JOUR 5 : Étape 7 + 8 + 9 - Manganu > Vizzavona

26,6 km | 2 048 m D+ | 2 712m D- | 12h05 de marche

Lever 5h, c’est le jour où on sait qu’on va le plus en baver ! En plus de tripler aujourd’hui, on s’est dit qu’on allait finir le GR20 en 9 jours. Si on réussit la triplette aujourd’hui, nous prendrons de nouveaux billets d’avion ce soir et verrouillons une date de retour obligatoire…

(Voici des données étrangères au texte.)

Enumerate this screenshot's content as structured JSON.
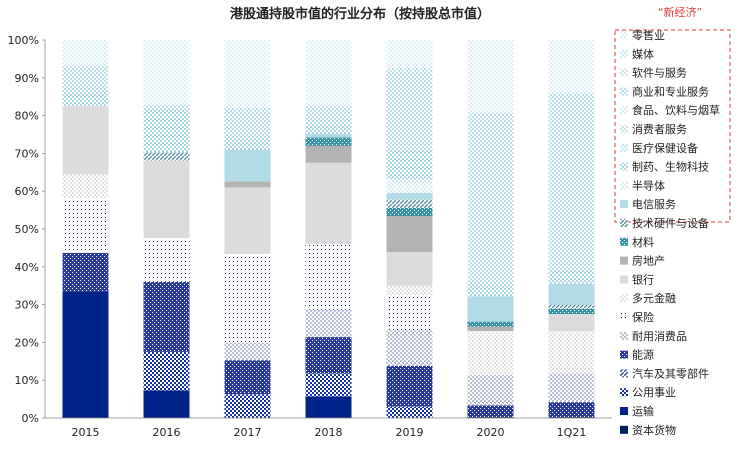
{
  "chart_data": {
    "type": "stacked-bar-100",
    "title": "港股通持股市值的行业分布（按持股总市值）",
    "annotation": "“新经济”",
    "categories": [
      "2015",
      "2016",
      "2017",
      "2018",
      "2019",
      "2020",
      "1Q21"
    ],
    "y_ticks": [
      "0%",
      "10%",
      "20%",
      "30%",
      "40%",
      "50%",
      "60%",
      "70%",
      "80%",
      "90%",
      "100%"
    ],
    "ylim": [
      0,
      100
    ],
    "series": [
      {
        "name": "资本货物",
        "color": "#00205b",
        "pattern": "solid",
        "values": [
          0,
          0,
          0,
          0,
          0,
          0,
          0
        ]
      },
      {
        "name": "运输",
        "color": "#00238a",
        "pattern": "solid",
        "values": [
          33.5,
          7.3,
          0.0,
          5.7,
          0.0,
          0.0,
          0.0
        ]
      },
      {
        "name": "公用事业",
        "color": "#17329a",
        "pattern": "dots",
        "values": [
          0.0,
          10.2,
          6.3,
          6.1,
          3.0,
          0.0,
          0.0
        ]
      },
      {
        "name": "汽车及其零部件",
        "color": "#3b4aa6",
        "pattern": "diag",
        "values": [
          0.0,
          0.0,
          0.0,
          0.0,
          0.0,
          0.0,
          0.0
        ]
      },
      {
        "name": "能源",
        "color": "#2a3a9a",
        "pattern": "check",
        "values": [
          10.2,
          18.5,
          9.0,
          9.6,
          10.8,
          3.3,
          4.2
        ]
      },
      {
        "name": "耐用消费品",
        "color": "#b9bedc",
        "pattern": "dots",
        "values": [
          0.0,
          0.0,
          4.6,
          7.3,
          9.4,
          8.1,
          7.6
        ]
      },
      {
        "name": "保险",
        "color": "#c9cde4",
        "pattern": "sparse",
        "values": [
          14.4,
          11.6,
          23.5,
          17.3,
          9.3,
          0.0,
          0.0
        ]
      },
      {
        "name": "多元金融",
        "color": "#e3e3e3",
        "pattern": "dots",
        "values": [
          6.4,
          0.0,
          0.0,
          0.0,
          2.5,
          11.6,
          11.2
        ]
      },
      {
        "name": "银行",
        "color": "#dcdcdc",
        "pattern": "solid",
        "values": [
          18.0,
          20.5,
          17.6,
          21.5,
          8.9,
          0.0,
          4.5
        ]
      },
      {
        "name": "房地产",
        "color": "#b3b3b3",
        "pattern": "solid",
        "values": [
          0.0,
          0.0,
          1.6,
          4.5,
          9.5,
          1.2,
          0.0
        ]
      },
      {
        "name": "材料",
        "color": "#3a96a6",
        "pattern": "check",
        "values": [
          0.0,
          0.0,
          0.0,
          2.2,
          2.2,
          1.3,
          1.4
        ]
      },
      {
        "name": "技术硬件与设备",
        "color": "#5b93a8",
        "pattern": "diag",
        "values": [
          0.0,
          2.2,
          0.0,
          0.0,
          2.2,
          0.0,
          1.1
        ]
      },
      {
        "name": "电信服务",
        "color": "#b1dbe7",
        "pattern": "solid",
        "values": [
          0.0,
          0.0,
          8.3,
          1.0,
          1.7,
          6.7,
          5.5
        ]
      },
      {
        "name": "半导体",
        "color": "#d6eef4",
        "pattern": "dots",
        "values": [
          0.0,
          0.0,
          0.0,
          0.0,
          3.7,
          0.0,
          0.0
        ]
      },
      {
        "name": "制药、生物科技",
        "color": "#a9d7e4",
        "pattern": "dots",
        "values": [
          4.0,
          11.5,
          3.5,
          3.0,
          8.0,
          4.0,
          4.0
        ]
      },
      {
        "name": "医疗保健设备",
        "color": "#bfe2ec",
        "pattern": "diag",
        "values": [
          0.0,
          0.0,
          0.0,
          0.0,
          0.0,
          0.0,
          0.0
        ]
      },
      {
        "name": "消费者服务",
        "color": "#c7e6ef",
        "pattern": "dots",
        "values": [
          0.0,
          0.0,
          0.0,
          0.0,
          0.0,
          0.0,
          0.0
        ]
      },
      {
        "name": "食品、饮料与烟草",
        "color": "#d9eef4",
        "pattern": "dots",
        "values": [
          0.0,
          0.0,
          0.0,
          0.0,
          0.0,
          0.0,
          0.0
        ]
      },
      {
        "name": "商业和专业服务",
        "color": "#b8dfea",
        "pattern": "dots",
        "values": [
          6.5,
          1.0,
          7.7,
          4.2,
          21.3,
          44.4,
          46.4
        ]
      },
      {
        "name": "软件与服务",
        "color": "#cfeaf2",
        "pattern": "dots",
        "values": [
          0.0,
          0.0,
          0.0,
          0.0,
          0.0,
          0.0,
          0.0
        ]
      },
      {
        "name": "媒体",
        "color": "#cde9f1",
        "pattern": "dots",
        "values": [
          0.0,
          0.0,
          0.0,
          0.0,
          0.0,
          0.0,
          0.0
        ]
      },
      {
        "name": "零售业",
        "color": "#dbeff5",
        "pattern": "dots",
        "values": [
          7.0,
          17.2,
          17.9,
          17.6,
          7.5,
          19.4,
          14.1
        ]
      }
    ],
    "legend_position": "right",
    "grid": false,
    "highlight_box_legend": [
      "零售业",
      "媒体",
      "软件与服务",
      "商业和专业服务",
      "食品、饮料与烟草",
      "消费者服务",
      "医疗保健设备",
      "制药、生物科技",
      "半导体",
      "电信服务",
      "技术硬件与设备"
    ]
  }
}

On sait pertinemment qu’on est complètement fêlés mais nous nous persuadons de notre réussite ! Il est 6h, c’est parti pour le départ à la frontale. Je trace assez vite Énora et au bout de 40 minutes, je double un couple dans la première montée de la journée : un pierrier coupe-jarret qui donne le ton pour la suite. Dès que j’arrive au niveau de la fille, elle se retourne et me demande, sorti de nulle-part « toi aussi tu triples ? ». Un peu étonné par la pertinence de sa question, je réponds par l’affirmative et continue devant eux. À ce moment-là, elle ne le sait pas, mais elle vient de déclencher quelque chose de très dangereux dans ma petite tête : elle a validé la connerie qu’on s’est persuadé de faire. Si quelqu’un d’autre est assez fou pour faire la même chose, c’est que c’est possible. Donc hop, on active le mode machine de guerre et on enquille !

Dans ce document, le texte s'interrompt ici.